Gastroesophageal reflux disease (GERD) -- also known as heartburn and acid reflux -- can spell misery for millions of adults in the U.S. GERD is caused by a weak muscle in the esophagus called the Lower Esophageal Sphincter (LES). When that muscle isn't strong enough, it allows acid and bile to splash up from the stomach into the esophagus. The acid and bile often injure the lining of the esophagus and create symptoms including heartburn, chest pain, regurgitation, sore throat, and cough.
Caused by a mechanical defect that requires a mechanical solution. Medications for GERD are designed to control or suppress acid production in the stomach. They do not address the root cause of GERD, the weak sphincter muscle, and they can't prevent reflux. Approximately 40 percent of GERD sufferers continue to have symptoms while taking medications.
Epidemic. 1 in 5 U.S. adults suffers from GERD.
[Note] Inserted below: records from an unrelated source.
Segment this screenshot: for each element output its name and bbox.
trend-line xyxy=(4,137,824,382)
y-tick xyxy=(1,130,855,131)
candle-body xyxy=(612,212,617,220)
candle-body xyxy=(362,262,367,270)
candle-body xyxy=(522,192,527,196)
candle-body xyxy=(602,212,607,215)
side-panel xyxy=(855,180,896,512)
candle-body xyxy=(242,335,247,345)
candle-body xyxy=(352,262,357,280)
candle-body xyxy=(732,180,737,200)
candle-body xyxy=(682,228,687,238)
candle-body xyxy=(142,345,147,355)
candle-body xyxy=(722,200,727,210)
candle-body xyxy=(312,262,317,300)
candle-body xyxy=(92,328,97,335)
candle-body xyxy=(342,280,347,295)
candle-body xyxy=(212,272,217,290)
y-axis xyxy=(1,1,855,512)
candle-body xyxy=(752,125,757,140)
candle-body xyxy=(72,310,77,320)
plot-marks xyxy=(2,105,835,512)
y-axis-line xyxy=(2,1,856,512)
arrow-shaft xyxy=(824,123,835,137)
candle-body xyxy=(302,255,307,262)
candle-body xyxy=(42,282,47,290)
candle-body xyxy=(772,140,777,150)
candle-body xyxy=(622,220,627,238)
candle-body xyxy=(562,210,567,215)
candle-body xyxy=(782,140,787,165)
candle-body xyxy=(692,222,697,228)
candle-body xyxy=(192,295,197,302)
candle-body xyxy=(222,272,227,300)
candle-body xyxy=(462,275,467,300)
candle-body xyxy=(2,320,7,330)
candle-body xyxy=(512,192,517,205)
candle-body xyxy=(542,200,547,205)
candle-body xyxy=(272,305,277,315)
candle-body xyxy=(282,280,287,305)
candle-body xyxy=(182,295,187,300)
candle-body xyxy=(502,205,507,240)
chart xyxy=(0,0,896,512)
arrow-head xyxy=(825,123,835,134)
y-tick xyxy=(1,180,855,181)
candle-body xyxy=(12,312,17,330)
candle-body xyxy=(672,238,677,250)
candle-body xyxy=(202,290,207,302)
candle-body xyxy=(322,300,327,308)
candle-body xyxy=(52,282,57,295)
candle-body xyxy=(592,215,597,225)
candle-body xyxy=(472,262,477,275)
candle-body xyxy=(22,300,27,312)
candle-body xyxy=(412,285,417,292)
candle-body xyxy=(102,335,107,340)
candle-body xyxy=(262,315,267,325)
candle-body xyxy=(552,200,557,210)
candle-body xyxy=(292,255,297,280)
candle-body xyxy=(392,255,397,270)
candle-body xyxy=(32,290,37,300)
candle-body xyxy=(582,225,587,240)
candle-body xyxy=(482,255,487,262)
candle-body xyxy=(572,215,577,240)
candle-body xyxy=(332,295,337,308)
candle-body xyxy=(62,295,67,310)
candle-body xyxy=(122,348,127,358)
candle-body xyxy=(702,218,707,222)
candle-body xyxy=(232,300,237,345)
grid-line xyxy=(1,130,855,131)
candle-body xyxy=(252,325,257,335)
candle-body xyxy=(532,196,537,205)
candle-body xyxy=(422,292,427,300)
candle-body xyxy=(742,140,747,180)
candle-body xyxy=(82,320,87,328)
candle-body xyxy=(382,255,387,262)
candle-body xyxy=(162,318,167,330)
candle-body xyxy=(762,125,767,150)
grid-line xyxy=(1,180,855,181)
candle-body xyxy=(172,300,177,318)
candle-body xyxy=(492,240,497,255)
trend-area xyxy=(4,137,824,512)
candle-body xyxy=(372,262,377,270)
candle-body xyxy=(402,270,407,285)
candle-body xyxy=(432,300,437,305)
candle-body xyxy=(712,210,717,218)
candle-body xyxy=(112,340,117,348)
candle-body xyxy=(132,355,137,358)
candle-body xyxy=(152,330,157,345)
Serious. GERD can lead to serious complications including stricture, Barrett's esophagus, and esophageal cancer. Cases of adenocarcinoma, a type of esophageal cancer, increased more than 600 percent between 1973 and 2006.
Debilitating. GERD can cause daily pain, lead to poor sleep, affect food tolerance, and limit daily activities.
Costly. The cost of GERD to U.S. employers has been estimated at $75 billion per year.